Ablehnen wollte die Mehrheit der Stadtverordneten das an sich lobenswerte Anliegen nicht. Doch beschlossen wurde ein etwas modifizierter Prüfauftrag, wie das mit den Gratis-Kondomen gehen könnte. Die Antwort aus dem Rathaus kam dieser Tage: Das Ganze könnte mindestens 228.000 Euro pro Jahr kosten, inklusive der nötigen Personalkosten.

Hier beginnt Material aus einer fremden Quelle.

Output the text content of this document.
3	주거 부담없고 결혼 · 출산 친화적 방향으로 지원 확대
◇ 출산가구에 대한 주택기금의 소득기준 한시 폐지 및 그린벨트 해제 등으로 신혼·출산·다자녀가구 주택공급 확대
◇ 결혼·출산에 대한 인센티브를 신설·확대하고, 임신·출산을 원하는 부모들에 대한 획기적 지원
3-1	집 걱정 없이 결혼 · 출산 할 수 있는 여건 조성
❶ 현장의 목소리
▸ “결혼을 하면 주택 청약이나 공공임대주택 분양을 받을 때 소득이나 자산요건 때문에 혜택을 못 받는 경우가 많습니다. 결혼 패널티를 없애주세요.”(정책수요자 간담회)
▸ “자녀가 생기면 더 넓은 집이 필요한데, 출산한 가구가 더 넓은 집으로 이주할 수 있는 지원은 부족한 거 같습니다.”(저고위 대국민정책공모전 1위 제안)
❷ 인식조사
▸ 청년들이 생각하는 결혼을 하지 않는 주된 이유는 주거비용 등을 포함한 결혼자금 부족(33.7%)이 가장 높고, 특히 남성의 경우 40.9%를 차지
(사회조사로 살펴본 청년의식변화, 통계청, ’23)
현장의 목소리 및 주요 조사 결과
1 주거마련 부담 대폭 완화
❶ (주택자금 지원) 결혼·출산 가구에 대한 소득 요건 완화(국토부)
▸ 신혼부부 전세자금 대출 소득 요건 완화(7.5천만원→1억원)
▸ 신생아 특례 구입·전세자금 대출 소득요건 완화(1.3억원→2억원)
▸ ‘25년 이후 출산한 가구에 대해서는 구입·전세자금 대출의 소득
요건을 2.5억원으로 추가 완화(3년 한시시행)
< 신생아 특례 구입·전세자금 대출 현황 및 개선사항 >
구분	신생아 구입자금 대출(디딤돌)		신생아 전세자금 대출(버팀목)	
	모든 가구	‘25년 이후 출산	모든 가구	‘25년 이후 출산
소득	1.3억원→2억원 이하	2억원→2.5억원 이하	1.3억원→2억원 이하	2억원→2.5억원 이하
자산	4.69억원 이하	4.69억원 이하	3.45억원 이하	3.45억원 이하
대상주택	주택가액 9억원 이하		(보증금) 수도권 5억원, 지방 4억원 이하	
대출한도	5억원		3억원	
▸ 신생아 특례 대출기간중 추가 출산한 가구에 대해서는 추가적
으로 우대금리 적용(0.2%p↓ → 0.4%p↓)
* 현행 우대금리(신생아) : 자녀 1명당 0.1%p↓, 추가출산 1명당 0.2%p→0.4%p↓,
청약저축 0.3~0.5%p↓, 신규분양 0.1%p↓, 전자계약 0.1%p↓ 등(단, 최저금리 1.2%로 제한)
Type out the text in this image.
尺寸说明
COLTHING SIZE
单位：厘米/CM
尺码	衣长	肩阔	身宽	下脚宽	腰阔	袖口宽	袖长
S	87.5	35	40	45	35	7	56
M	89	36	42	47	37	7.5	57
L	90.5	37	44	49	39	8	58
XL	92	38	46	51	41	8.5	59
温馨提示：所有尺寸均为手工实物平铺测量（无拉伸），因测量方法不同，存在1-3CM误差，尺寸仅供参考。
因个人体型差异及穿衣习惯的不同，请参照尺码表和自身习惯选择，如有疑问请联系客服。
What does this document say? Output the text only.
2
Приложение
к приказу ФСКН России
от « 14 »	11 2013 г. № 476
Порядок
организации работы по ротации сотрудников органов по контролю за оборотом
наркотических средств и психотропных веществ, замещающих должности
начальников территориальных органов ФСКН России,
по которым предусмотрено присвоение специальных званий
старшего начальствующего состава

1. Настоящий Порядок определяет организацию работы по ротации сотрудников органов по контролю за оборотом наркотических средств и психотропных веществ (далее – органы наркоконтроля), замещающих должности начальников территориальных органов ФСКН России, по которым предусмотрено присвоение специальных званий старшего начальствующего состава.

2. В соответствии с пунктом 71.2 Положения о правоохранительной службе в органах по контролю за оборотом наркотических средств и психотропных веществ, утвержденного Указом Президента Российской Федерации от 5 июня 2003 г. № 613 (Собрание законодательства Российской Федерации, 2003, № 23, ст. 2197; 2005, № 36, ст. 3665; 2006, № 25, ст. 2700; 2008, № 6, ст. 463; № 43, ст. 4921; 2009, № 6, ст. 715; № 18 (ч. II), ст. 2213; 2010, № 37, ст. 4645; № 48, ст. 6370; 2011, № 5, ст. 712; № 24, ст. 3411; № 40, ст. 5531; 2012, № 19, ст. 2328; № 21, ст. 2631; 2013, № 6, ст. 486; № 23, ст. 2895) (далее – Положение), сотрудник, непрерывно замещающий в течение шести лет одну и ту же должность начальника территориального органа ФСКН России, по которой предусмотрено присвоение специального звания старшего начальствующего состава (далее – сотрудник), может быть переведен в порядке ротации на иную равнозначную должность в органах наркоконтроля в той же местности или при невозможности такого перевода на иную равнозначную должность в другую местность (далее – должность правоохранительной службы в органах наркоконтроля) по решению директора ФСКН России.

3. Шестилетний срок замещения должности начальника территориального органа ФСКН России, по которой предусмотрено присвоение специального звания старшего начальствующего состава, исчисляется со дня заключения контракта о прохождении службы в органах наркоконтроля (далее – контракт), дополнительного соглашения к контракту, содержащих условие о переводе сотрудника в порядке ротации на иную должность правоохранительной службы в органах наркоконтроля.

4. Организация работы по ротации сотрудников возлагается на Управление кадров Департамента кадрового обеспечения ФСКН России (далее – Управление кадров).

Das Geld dafür ist in der Kämmerei von Finanzdezernent Burkhard Exner (SPD) allerdings nicht vorhanden. Die Aussage des Rathauses dazu kann angesichts der miserablen Potsdamer Haushaltslage womöglich bald standardisiert ausgegeben werden: „Mit Blick auf die aktuellen schwierigen Rahmenbedingungen zur Haushaltsaufstellung 2023/2024 wird die Umsetzung der Kostenübernahme nicht empfohlen. Eine Umsetzung sollte je nach Haushaltslage für 2025/2026 erneut geprüft werden.“

Der Handlungsspielraum der Stadtverordneten ist durch die multiplen Krisen dieser Zeit kleiner geworden. Prüfaufträge für politische Forderungen sollen das kaschieren. Daher könnte es mehr Prüfaufträge geben, je näher die Kommunalwahl 2024 rückt – was wiederum für mehr Arbeitsbelastung im Rathaus sorgt: Dort muss dann ausgerechnet werden, wofür ohnehin kein Geld da ist.